Here are some pics of how my 15 year old son did his hair for school today, they were not allowed to wear costumes, so he rebelled by doing this!:jol:

HalloweenHair pictures by ScaryGodmother_2007 - Photobucket


----------



## Aelwyn (Jul 7, 2008)

Hahaha! That's soooooo awesome!

And no costumes on Hallowe'en???????? Blasphemy!


----------



## spideranne (Jul 17, 2006)

That's great!


----------



## Lady Nyxie (Aug 30, 2006)

Good for him. Looks great!


----------



## slightlymad (May 25, 2006)

Cool


----------



## NickG (Sep 12, 2006)

hey cool - stenciled even - creative.


----------



## skeletonowl (Aug 8, 2006)

oh man great idea! My school doesn't allow it anymore. Mostly because someone came dressed as Osama Bin Laden with a bulletwound in his head and a plastic machine gun. Funny but inapproprite from school. Too bad some people don't think and ruin things for the rest of us.

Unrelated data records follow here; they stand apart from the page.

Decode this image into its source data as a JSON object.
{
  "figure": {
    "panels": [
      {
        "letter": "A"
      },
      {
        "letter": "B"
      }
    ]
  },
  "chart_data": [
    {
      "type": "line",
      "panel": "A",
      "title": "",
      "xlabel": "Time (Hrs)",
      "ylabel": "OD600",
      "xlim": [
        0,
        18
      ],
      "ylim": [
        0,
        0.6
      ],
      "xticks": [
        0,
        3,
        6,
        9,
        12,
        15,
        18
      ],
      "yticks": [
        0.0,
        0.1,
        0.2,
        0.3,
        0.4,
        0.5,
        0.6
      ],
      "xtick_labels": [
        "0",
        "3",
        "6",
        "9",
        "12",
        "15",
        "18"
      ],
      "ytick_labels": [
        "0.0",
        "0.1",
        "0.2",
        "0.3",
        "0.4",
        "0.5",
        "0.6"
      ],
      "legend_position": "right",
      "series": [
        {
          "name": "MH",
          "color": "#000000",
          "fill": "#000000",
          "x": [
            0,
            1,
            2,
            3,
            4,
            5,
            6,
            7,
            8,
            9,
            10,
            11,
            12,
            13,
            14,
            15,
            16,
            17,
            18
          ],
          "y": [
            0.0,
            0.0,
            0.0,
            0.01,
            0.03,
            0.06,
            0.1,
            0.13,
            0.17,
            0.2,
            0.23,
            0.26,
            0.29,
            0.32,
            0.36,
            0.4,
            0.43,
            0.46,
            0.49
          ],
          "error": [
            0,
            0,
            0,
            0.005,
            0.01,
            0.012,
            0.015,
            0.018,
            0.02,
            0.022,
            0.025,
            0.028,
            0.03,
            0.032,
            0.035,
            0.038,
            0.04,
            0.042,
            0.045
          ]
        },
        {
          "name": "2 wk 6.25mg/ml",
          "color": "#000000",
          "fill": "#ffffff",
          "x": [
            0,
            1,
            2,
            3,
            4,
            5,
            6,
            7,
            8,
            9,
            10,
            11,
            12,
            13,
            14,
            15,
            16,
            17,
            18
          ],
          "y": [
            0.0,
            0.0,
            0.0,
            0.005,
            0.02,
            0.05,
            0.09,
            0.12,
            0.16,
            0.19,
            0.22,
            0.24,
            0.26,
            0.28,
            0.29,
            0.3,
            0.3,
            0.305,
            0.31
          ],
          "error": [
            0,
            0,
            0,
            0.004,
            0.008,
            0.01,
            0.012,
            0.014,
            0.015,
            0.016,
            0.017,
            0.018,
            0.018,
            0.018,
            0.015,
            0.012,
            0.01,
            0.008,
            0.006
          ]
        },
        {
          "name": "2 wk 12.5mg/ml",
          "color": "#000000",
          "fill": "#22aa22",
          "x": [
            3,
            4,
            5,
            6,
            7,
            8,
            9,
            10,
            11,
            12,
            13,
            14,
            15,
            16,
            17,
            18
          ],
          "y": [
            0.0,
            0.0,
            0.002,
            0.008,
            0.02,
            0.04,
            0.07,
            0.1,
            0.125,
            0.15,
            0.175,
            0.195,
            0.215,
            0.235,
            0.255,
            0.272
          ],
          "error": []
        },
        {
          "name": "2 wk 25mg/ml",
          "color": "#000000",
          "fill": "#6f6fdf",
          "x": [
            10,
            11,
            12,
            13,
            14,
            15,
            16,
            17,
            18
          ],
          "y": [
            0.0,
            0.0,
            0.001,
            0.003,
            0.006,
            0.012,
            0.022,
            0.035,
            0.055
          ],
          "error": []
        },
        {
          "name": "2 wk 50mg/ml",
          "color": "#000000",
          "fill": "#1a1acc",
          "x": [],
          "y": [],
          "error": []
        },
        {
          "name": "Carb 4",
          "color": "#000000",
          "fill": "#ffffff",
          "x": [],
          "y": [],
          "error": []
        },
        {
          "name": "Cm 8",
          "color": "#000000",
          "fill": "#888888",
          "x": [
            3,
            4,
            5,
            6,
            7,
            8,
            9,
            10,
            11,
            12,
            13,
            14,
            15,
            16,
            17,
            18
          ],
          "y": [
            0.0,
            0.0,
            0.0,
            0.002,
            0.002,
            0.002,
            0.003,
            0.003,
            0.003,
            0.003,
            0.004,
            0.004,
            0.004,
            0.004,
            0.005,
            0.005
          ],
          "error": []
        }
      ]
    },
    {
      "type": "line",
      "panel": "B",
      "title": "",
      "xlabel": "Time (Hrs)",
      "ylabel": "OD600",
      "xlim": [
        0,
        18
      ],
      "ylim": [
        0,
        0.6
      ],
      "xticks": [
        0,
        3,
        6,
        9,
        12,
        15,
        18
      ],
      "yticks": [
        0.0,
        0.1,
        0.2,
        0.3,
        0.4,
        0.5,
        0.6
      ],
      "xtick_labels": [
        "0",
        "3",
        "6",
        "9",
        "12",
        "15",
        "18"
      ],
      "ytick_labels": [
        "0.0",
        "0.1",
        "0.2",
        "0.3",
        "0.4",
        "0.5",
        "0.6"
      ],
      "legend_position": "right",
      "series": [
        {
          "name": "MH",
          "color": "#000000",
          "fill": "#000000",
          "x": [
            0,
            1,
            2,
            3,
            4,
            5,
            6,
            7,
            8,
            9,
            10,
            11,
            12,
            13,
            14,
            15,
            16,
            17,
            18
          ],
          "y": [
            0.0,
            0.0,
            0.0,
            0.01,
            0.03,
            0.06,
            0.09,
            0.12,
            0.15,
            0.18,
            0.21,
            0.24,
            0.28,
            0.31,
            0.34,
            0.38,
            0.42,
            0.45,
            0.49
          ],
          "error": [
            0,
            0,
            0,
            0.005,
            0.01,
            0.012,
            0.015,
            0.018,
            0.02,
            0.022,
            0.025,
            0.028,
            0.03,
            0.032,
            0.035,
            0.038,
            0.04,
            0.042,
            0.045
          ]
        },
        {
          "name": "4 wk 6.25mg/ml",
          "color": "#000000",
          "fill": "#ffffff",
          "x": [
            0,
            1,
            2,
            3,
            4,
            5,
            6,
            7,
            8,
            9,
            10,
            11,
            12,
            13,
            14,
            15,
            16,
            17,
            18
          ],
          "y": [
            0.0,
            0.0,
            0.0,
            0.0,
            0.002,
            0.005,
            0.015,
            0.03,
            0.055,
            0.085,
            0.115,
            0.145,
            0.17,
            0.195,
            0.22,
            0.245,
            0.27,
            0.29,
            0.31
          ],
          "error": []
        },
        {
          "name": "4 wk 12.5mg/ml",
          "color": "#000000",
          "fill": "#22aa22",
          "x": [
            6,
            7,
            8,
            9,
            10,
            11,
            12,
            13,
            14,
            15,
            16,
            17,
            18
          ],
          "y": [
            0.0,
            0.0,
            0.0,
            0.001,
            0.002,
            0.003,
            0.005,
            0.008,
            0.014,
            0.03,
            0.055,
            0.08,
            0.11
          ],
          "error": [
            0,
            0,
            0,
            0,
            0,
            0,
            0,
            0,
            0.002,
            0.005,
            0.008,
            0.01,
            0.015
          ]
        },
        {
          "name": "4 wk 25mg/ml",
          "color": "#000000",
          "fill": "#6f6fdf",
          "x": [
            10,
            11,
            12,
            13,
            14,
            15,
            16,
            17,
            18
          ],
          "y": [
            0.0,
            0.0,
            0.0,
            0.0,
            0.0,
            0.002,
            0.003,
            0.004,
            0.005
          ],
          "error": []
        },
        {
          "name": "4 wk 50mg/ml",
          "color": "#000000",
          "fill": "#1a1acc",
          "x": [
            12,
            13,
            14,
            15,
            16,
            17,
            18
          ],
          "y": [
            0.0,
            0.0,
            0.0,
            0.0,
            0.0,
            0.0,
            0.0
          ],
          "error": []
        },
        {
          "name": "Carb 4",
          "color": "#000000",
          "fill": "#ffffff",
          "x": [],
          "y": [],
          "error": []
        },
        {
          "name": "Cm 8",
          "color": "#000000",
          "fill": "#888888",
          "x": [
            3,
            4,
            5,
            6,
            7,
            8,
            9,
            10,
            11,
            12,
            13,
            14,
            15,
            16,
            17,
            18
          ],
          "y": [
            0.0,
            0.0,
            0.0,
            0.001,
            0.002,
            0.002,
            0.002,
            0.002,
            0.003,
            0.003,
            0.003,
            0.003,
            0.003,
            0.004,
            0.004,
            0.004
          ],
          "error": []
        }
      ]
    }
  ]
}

Did you use that hair stuff from partycity?


----------



## 2dragon (Aug 10, 2008)

Cool


----------



## Scary Godmother (Oct 13, 2007)

skeletonowl said:


> oh man great idea! My school doesn't allow it anymore. Mostly because someone came dressed as Osama Bin Laden with a bulletwound in his head and a plastic machine gun. Funny but inapproprite from school. Too bad some people don't think and ruin things for the rest of us.
> 
> Did you use that hair stuff from partycity?


It was just cheap orange halloween hairspray from Benny's (a local store), probably the same stuff you get at party city.


----------



## Merlin (The Quiet One) (Feb 23, 2006)

Great looking hair.


----------



## Revenant (Mar 17, 2007)

hahahahahah

Good lad!!!


----------



## debbie5 (Mar 2, 2007)

I love it! DON'T LET THE anti-halloween MAN GET YA DOWN, SON!!


----------



## Haunted Bayou (Feb 16, 2007)

LOL! That is hystericaaaaaallllll!


----------



## Vlad (Aug 2, 2005)

Bravo


----------



## Spooky1 (Aug 25, 2008)

ah a Halloween rebel. Good job bending those rules.


----------



## Spookie (Aug 26, 2008)

The markings of an up-and-coming haunter!


----------



## Scary Godmother (Oct 13, 2007)

Spookie said:


> The markings of an up-and-coming haunter!


He's already my first mate, haunter and prop builder!:devil:


----------